Taken together, the results in Sect. 2.2.2 and 2.2.3 along with the time constants from cell displacement curves in Sect. 2.3.2 suggest that the short time scale of approximately \(\tau _{1} \approx 6\) s is associated with fluid movement within the solid skeleton consisting of the cellular network and the extracellular matrix, while the longer time scale of approximately \(\tau _{2} \approx 80\) s represents the viscoelasticity of the network itself, as illustrated in Fig. 2. This is consistent with the results of a recent study on poro-viscoelastic modeling of brain tissue, suggesting that fluid squeezed out during loading immediately flows back upon unloading [18]. However, a clear physical interpretation of the first viscoelastic element will require additional studies, for instance with focus on the distinction between viscoelastic and poroelastic effects of brain tissue behavior [18, 21]. It is interesting to note, however, that our model calibration yielded a positive correlation between the cell density and the shear modulus in this particular element, while we find the opposite trend for the equilibrium response (see also [16]) and the second viscoelastic element.

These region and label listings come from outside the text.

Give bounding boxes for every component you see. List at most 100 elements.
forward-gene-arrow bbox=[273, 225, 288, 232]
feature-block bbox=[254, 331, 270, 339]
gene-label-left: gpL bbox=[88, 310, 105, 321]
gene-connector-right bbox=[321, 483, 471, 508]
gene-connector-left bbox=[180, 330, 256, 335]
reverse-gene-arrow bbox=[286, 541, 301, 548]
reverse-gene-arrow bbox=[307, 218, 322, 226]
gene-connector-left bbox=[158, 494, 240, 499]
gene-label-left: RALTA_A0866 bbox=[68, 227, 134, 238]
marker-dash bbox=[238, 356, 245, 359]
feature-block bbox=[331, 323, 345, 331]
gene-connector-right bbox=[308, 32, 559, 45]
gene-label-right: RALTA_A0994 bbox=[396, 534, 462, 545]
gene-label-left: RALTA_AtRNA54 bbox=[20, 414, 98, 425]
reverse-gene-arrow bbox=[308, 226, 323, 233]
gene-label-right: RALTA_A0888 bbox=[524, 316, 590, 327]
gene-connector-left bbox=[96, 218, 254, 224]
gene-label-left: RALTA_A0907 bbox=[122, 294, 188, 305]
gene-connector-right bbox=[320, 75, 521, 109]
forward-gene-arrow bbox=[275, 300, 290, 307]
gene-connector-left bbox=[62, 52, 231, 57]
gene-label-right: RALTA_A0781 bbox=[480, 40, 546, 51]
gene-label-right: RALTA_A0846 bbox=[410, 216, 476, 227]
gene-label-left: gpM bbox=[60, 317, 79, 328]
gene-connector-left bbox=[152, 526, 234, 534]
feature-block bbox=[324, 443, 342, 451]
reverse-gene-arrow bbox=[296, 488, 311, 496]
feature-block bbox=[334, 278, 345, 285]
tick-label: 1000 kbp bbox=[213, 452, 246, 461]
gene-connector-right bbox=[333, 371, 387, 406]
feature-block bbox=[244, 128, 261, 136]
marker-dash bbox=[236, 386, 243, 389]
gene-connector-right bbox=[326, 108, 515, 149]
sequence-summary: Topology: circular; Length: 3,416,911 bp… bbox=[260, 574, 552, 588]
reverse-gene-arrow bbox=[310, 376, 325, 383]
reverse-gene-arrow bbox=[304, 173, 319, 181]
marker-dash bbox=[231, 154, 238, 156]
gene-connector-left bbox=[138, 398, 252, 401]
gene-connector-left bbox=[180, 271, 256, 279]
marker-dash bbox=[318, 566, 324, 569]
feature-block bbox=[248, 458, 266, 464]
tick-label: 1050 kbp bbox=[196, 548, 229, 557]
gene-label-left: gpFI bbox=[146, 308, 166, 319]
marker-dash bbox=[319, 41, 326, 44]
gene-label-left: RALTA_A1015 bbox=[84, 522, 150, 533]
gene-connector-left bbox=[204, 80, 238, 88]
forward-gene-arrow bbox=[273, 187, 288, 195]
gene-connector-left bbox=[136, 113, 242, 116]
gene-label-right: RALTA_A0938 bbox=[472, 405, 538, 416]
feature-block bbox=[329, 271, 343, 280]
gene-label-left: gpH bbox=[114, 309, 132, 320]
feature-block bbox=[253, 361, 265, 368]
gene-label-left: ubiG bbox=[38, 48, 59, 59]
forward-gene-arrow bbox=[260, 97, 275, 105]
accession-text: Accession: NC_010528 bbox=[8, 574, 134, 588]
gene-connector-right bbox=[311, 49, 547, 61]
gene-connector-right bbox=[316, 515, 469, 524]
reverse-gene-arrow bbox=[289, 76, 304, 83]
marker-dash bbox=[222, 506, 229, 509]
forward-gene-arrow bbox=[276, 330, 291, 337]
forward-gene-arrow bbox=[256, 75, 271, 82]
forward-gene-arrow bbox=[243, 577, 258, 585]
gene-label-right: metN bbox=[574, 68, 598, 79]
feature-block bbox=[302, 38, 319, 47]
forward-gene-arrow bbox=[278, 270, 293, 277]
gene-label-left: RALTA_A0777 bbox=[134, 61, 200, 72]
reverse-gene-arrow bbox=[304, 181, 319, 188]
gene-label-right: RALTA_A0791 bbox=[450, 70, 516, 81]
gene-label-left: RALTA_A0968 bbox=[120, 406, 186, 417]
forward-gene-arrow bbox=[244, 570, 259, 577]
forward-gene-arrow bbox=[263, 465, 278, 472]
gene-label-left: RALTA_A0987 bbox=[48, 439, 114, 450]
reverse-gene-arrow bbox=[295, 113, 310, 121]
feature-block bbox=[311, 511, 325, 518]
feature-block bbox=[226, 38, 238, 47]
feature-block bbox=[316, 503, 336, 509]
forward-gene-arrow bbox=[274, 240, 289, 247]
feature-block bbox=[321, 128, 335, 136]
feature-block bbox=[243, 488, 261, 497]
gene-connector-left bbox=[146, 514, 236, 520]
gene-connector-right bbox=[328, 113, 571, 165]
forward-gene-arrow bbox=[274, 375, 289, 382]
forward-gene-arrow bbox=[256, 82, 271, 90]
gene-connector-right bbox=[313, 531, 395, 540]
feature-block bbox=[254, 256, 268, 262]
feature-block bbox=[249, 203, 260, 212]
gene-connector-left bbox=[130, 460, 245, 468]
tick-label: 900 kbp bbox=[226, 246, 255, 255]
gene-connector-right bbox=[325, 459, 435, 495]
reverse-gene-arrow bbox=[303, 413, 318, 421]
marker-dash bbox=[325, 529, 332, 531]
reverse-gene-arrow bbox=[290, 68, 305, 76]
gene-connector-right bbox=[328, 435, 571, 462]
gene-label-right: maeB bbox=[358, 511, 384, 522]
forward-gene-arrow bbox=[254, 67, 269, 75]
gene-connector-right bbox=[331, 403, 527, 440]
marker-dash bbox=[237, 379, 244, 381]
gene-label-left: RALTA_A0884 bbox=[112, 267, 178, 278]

The negative values of the parameters \(m_{\infty }^{\mu }\) and \(m_{2}^{\mu }\) further confirm that the mechanical response of brain tissue is largely controlled by the network of dendrites, synapses, and extracellular matrix, rather than the cell nuclei themselves. This, however, only holds for the fully developed brain, since experiments have shown that the trend between the density of nuclei and stiffness is reversed in the early stages of development [48]. In this case, the network of connections has not formed yet, such that cell nuclei take over a more important role in the mechanical response of brain tissue, which diminishes over time. Therefore, the microstructure-informed viscoelastic constitutive model presented in this study is only valid for the fully developed brain under physiological conditions, at least with the set of parameters provided in Table 1. Still, the reversed trend in early stages of development could easily be implemented through a positive model parameter \(m_{\infty }^{\mu }\).

As the cell density for the porcine brain samples tested in this study was slightly higher than for our previously tested human brain samples [16], the slope \(m_{\infty }^{\mu }\) is smaller. Hypothetically, this could be attributed to the fact that the porcine brain tissue tested here originates from relatively young animals, while for the relatively old human body donors in [16] certain neuron loss has already taken place. The main focus of the present work was to establish and validate the modeling framework. Still, we plan to repeat the experiments on human brain samples from different regions in the future to account for possible inter-species variations. We note, however, that we only expect effects on the quantitative parameters (if at all) and not on the qualitative considerations presented here.